I focused on the availability of apps like Spotify and Twitter and read and re-read and positive reviews of various Chromebooks models, while glossing over the critiques writers had levelled at them.

I avoided focusing on how I was going to access my content on DropBox simply and quickly…convinced myself that the absence of iCloud integration wouldn’t be a problem…virtually ignored that there would be no way of syncing with the app that keeps me on top of life in general: OmniFocus.

I’ve been thinking about why I got into this way of thinking. I can put it down to two factors.

Thinking it Through

Firstly, and this is not news to me, I’m attracted to the new and the different. I’ve spent far too many hours thinking about ditching my iPhone 5S and iPad Mini for a Nexus 5 and Nexus 7  Not because I think they’re better, but because I think it would be interesting to see if I could replicate my mobile computing experience with a completely different operating system and app ecosystem.

Secondly, I somehow developed the mindset that technology should be about coping with inevitable change I thrust upon myself. Rather than finding technology and systems that work for me, I got into thinking that change to these personal systems is inevitable and I should be able to cope with this, no matter how crazy the decisions.

Such as replacing a super-powered (albeit old) MacBook Air with a Chromebook lacking significant local storage, dependant on internet connection to be functional and missing several of my most important applications.

Yes, I’ve spent far more money on the MacBook Air. But I’ve got far more computing power and ease of use to show for it. I’ve also avoided the pointless and potentially disruptive move to a new (and unproved) operating system, which would likely leave me making compromise after compromise.

My laptop is a working machine. I use it for work as well as entertainment. It needs to be useful and helpful with or without an internet connection. It needs to allow me to access my colleagues’ files via Dropbox automatically, make presentations to large audiences, use an Exchange server, keep my project files and actions in sync with my iPhone and iPad… I could go on.
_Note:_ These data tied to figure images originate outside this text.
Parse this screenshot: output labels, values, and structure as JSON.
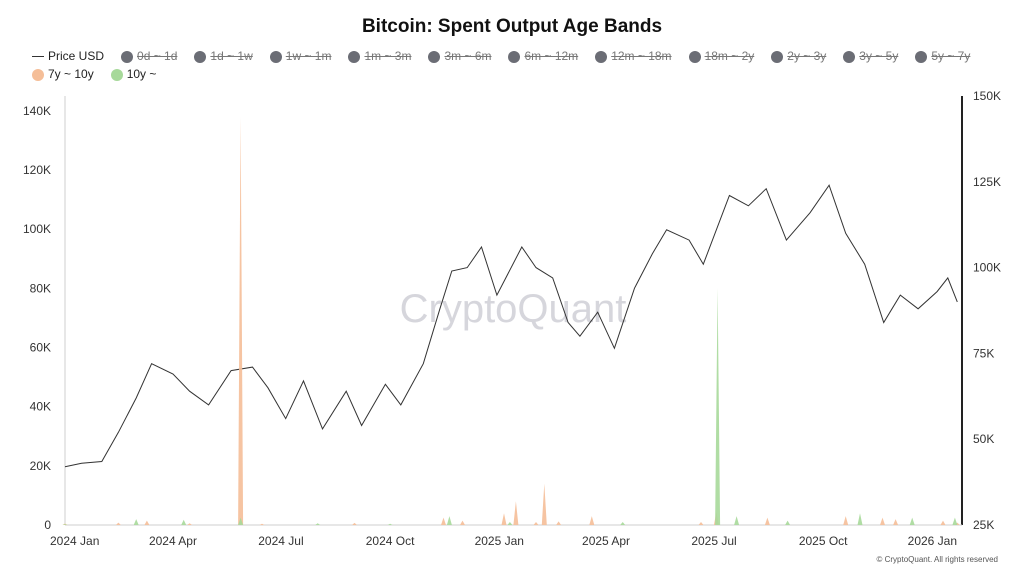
{
  "chart_data": {
    "type": "line",
    "title": "Bitcoin: Spent Output Age Bands",
    "watermark": "CryptoQuant",
    "credit": "© CryptoQuant. All rights reserved",
    "x_ticks": [
      "2024 Jan",
      "2024 Apr",
      "2024 Jul",
      "2024 Oct",
      "2025 Jan",
      "2025 Apr",
      "2025 Jul",
      "2025 Oct",
      "2026 Jan"
    ],
    "y_left": {
      "ticks": [
        "0",
        "20K",
        "40K",
        "60K",
        "80K",
        "100K",
        "120K",
        "140K"
      ],
      "range": [
        0,
        145000
      ]
    },
    "y_right": {
      "ticks": [
        "25K",
        "50K",
        "75K",
        "100K",
        "125K",
        "150K"
      ],
      "range": [
        25000,
        150000
      ]
    },
    "legend": [
      {
        "label": "Price USD",
        "marker": "line",
        "color": "#333333",
        "active": true
      },
      {
        "label": "0d ~ 1d",
        "marker": "dot",
        "color": "#6b6d75",
        "active": false
      },
      {
        "label": "1d ~ 1w",
        "marker": "dot",
        "color": "#6b6d75",
        "active": false
      },
      {
        "label": "1w ~ 1m",
        "marker": "dot",
        "color": "#6b6d75",
        "active": false
      },
      {
        "label": "1m ~ 3m",
        "marker": "dot",
        "color": "#6b6d75",
        "active": false
      },
      {
        "label": "3m ~ 6m",
        "marker": "dot",
        "color": "#6b6d75",
        "active": false
      },
      {
        "label": "6m ~ 12m",
        "marker": "dot",
        "color": "#6b6d75",
        "active": false
      },
      {
        "label": "12m ~ 18m",
        "marker": "dot",
        "color": "#6b6d75",
        "active": false
      },
      {
        "label": "18m ~ 2y",
        "marker": "dot",
        "color": "#6b6d75",
        "active": false
      },
      {
        "label": "2y ~ 3y",
        "marker": "dot",
        "color": "#6b6d75",
        "active": false
      },
      {
        "label": "3y ~ 5y",
        "marker": "dot",
        "color": "#6b6d75",
        "active": false
      },
      {
        "label": "5y ~ 7y",
        "marker": "dot",
        "color": "#6b6d75",
        "active": false
      },
      {
        "label": "7y ~ 10y",
        "marker": "dot",
        "color": "#f5be98",
        "active": true
      },
      {
        "label": "10y ~",
        "marker": "dot",
        "color": "#a7d99a",
        "active": true
      }
    ],
    "series": [
      {
        "name": "Price USD",
        "axis": "right",
        "color": "#333333",
        "points": [
          [
            "2024-01-01",
            42000
          ],
          [
            "2024-01-15",
            43000
          ],
          [
            "2024-02-01",
            43500
          ],
          [
            "2024-02-15",
            52000
          ],
          [
            "2024-03-01",
            62000
          ],
          [
            "2024-03-14",
            72000
          ],
          [
            "2024-04-01",
            69000
          ],
          [
            "2024-04-15",
            64000
          ],
          [
            "2024-05-01",
            60000
          ],
          [
            "2024-05-20",
            70000
          ],
          [
            "2024-06-07",
            71000
          ],
          [
            "2024-06-20",
            65000
          ],
          [
            "2024-07-05",
            56000
          ],
          [
            "2024-07-20",
            67000
          ],
          [
            "2024-08-05",
            53000
          ],
          [
            "2024-08-25",
            64000
          ],
          [
            "2024-09-07",
            54000
          ],
          [
            "2024-09-27",
            66000
          ],
          [
            "2024-10-10",
            60000
          ],
          [
            "2024-10-29",
            72000
          ],
          [
            "2024-11-12",
            88000
          ],
          [
            "2024-11-22",
            99000
          ],
          [
            "2024-12-05",
            100000
          ],
          [
            "2024-12-17",
            106000
          ],
          [
            "2024-12-30",
            92000
          ],
          [
            "2025-01-20",
            106000
          ],
          [
            "2025-02-01",
            100000
          ],
          [
            "2025-02-15",
            97000
          ],
          [
            "2025-02-28",
            84000
          ],
          [
            "2025-03-10",
            80000
          ],
          [
            "2025-03-25",
            87000
          ],
          [
            "2025-04-08",
            76500
          ],
          [
            "2025-04-25",
            94000
          ],
          [
            "2025-05-10",
            104000
          ],
          [
            "2025-05-22",
            111000
          ],
          [
            "2025-06-10",
            108000
          ],
          [
            "2025-06-22",
            101000
          ],
          [
            "2025-07-14",
            121000
          ],
          [
            "2025-07-30",
            118000
          ],
          [
            "2025-08-14",
            123000
          ],
          [
            "2025-08-31",
            108000
          ],
          [
            "2025-09-20",
            116000
          ],
          [
            "2025-10-06",
            124000
          ],
          [
            "2025-10-20",
            110000
          ],
          [
            "2025-11-05",
            101000
          ],
          [
            "2025-11-21",
            84000
          ],
          [
            "2025-12-05",
            92000
          ],
          [
            "2025-12-20",
            88000
          ],
          [
            "2026-01-05",
            93000
          ],
          [
            "2026-01-14",
            97000
          ],
          [
            "2026-01-22",
            90000
          ]
        ]
      },
      {
        "name": "7y ~ 10y",
        "axis": "left",
        "color": "#f5be98",
        "points": [
          [
            "2024-01-01",
            500
          ],
          [
            "2024-02-15",
            800
          ],
          [
            "2024-03-10",
            1500
          ],
          [
            "2024-04-15",
            600
          ],
          [
            "2024-05-28",
            138000
          ],
          [
            "2024-06-15",
            400
          ],
          [
            "2024-09-01",
            700
          ],
          [
            "2024-11-15",
            2500
          ],
          [
            "2024-12-01",
            1500
          ],
          [
            "2025-01-05",
            4000
          ],
          [
            "2025-01-15",
            8000
          ],
          [
            "2025-02-01",
            1000
          ],
          [
            "2025-02-08",
            14000
          ],
          [
            "2025-02-20",
            1200
          ],
          [
            "2025-03-20",
            3000
          ],
          [
            "2025-06-20",
            1000
          ],
          [
            "2025-07-03",
            4500
          ],
          [
            "2025-08-15",
            2500
          ],
          [
            "2025-10-20",
            3000
          ],
          [
            "2025-11-20",
            2500
          ],
          [
            "2025-12-01",
            2000
          ],
          [
            "2026-01-10",
            1500
          ],
          [
            "2026-01-22",
            800
          ]
        ]
      },
      {
        "name": "10y ~",
        "axis": "left",
        "color": "#a7d99a",
        "points": [
          [
            "2024-01-01",
            300
          ],
          [
            "2024-03-01",
            2000
          ],
          [
            "2024-04-10",
            1800
          ],
          [
            "2024-05-28",
            2500
          ],
          [
            "2024-08-01",
            600
          ],
          [
            "2024-10-01",
            400
          ],
          [
            "2024-11-20",
            3000
          ],
          [
            "2025-01-10",
            1000
          ],
          [
            "2025-04-15",
            1000
          ],
          [
            "2025-07-04",
            80000
          ],
          [
            "2025-07-20",
            3000
          ],
          [
            "2025-09-01",
            1500
          ],
          [
            "2025-11-01",
            4000
          ],
          [
            "2025-12-15",
            2500
          ],
          [
            "2026-01-20",
            2500
          ]
        ]
      }
    ]
  }
}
The point here is not to bash Chromebooks.

Not at all.

If money were no object, I’d buy one in a flash, just to satisfy my curiosity regarding my ability to “survive” with a stripped down computing environment. I think they’re innovative and a great option for people with different computing needs to my own. But it would definitely be a “play” or “experimentation” machine, which would stay at home. If a friend had one, I’d like to play with it for a few hours.

“Play” being the operative word.

As my recent MacBook Air set-up illustrated, my key data is in the cloud. It shouldn’t really matter what platform I access it through. But a Chromebook isn’t yet a comparable system.

Lessons Learnt?

The point I’m making is that I wasn’t making a fair or accurate comparison. I was attracted to seeing if I could “make do” and potentially show others just how smart I was. Thinking it through, I can imagine all kinds of scenarios where trying to work effectively with a Chromebook would cause me no end of additional work and potential stress.

I’m delighted with the laptop I now have and very relieved I didn’t waste time or money on fitting a Chromebook into my work life.

What’s the point of bringing that on myself when there’s absolutely no need?